6ok – Tipo mano, nunca é fácil, é batido, mas a verdade é q a gente tenta pôr nas musicas a nossa melhor versão como artista/como pessoa e tem que saber separar o indivíduo do artista. Mas vivendo a música 24h por dia 7 dias na semana a gente acaba se conhecendo melhor como pessoa, como ser humano, como lidar com as adversidades do dia a dia, a fuga da rotina, tudo o que a gente faz, tudo fica na nossa cabeça. Não durmo direito já tem 1 mes, ao mesmo tempo nos torna único a ponto de reconhecer nossas fraquezas e trabalhar nelas em prol da carreira. No momento em que eu to vivendo e vivi pra escrever as letras e criar os beats desse EP, era eu desacreditar por um momento que eu não era capaz e pronto, já tava com o pé na porta da depressão. Então eu ignorei isso, fui mais forte e busquei minha melhor versão. A real é que no final das contas, quem escuta a gente só conhece uma mísera fração do que eu, Vitor, fiz pra tá ali saca. Ser músico independente hoje em 2019, não rapper/trapper, músico independente de tudo, na geração Z em q a gente vive, é uma jornada de auto conhecimento além de tudo. Não basta ser bom pros outros, tem que ser bom pra você e ponto.
RND – Qual foi a sonoridade a ser alcançada nem EP?

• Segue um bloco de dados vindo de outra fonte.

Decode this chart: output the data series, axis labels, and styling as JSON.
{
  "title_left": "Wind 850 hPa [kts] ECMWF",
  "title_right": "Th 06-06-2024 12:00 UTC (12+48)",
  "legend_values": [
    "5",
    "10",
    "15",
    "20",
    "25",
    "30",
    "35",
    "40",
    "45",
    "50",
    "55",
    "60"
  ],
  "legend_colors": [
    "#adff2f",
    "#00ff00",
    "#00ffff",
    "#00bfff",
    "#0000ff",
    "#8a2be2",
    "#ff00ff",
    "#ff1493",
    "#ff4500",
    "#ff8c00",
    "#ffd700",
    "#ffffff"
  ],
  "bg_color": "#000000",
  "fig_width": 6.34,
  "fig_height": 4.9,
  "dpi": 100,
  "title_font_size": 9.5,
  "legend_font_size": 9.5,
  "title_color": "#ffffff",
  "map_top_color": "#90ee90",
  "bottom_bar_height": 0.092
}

6ok – A gente tava chapando muito no álbum Blond do Frank Ocean a muito tempo. A sonoridade dos instrumentais com o que ele falava nas letras, muito singular. Até q a gente decidiu fazer uma fita nesse âmbito a qui no BR, não conhecemos trabalho com sonoridade igual a q a gente alcançou e o desafio já começa aí: fazer um EP fora da linha do consumo dos rap que a galera consome a qui. Mas o mesmo desafio que deu o gás pra gente fazer isso se concretizar ta ligado. Nem considero esse EP um trabalho dentro do rap apesar de ser o estilo q eu trabalho. A gente só queria falar dos nossos relacionamentos nuns beat nada convencionais, em vez de falar de amor nos beat de R&B. Ser sincero na pronúncia da palavra dentro do flow. Sentir o bagulho. Magro quase chorou gravando Call Me. Eu arrepiei cantando “e ela pediu pra ouvir meu soul”, tu já se arrepiou com a própria voz irmão? Eu nem sei como te explicar isso. Mas foi um dos trabalhos mais importantes na minha vida até hoje.
RND – Como manter a saúde mental sendo artista independente no Brasil?
Magro – Irmão, você fez uma excelente pergunta. Acrescento mais, como manter a saúde mental sendo artista independente em Vilha Velha, Espírito Santo. Ta ligado, o bagulho é mais embaixo. To aprendendo mano, porque realmente é muito dificil. A gente mata um leão por dia pra poder botar nosso som na rua, pra poder se preparar pra fazer um show da hora, ta ligado. E ter que lidar com contratante cuzao, com cena pequena, artista invejoso, público que muitas das vezes nem entende o que você ta falando, é complicado. Além disso tudo, ter que fazer seu corre pra ganhar grana, pra pagar suas contas, pra botar comida na boca do meu filho, pra pagar a escola dele, então é um dilema eterno. Mas a gente ama tanto isso aqui mano, que a gente arruma força. Graças a Deus, tem muita gente que acredita no meu trampo ainda. Isso me dá possibilidade de ta la no estúdio gravando, mas se nao fosse essas pessoas, nao teria jeito, ta ligado? Ai que entra aquela frase do Emicida mano, “fazer rima é a parte mais fácil”. Fui entender isso quando comecei a fazer meu corre.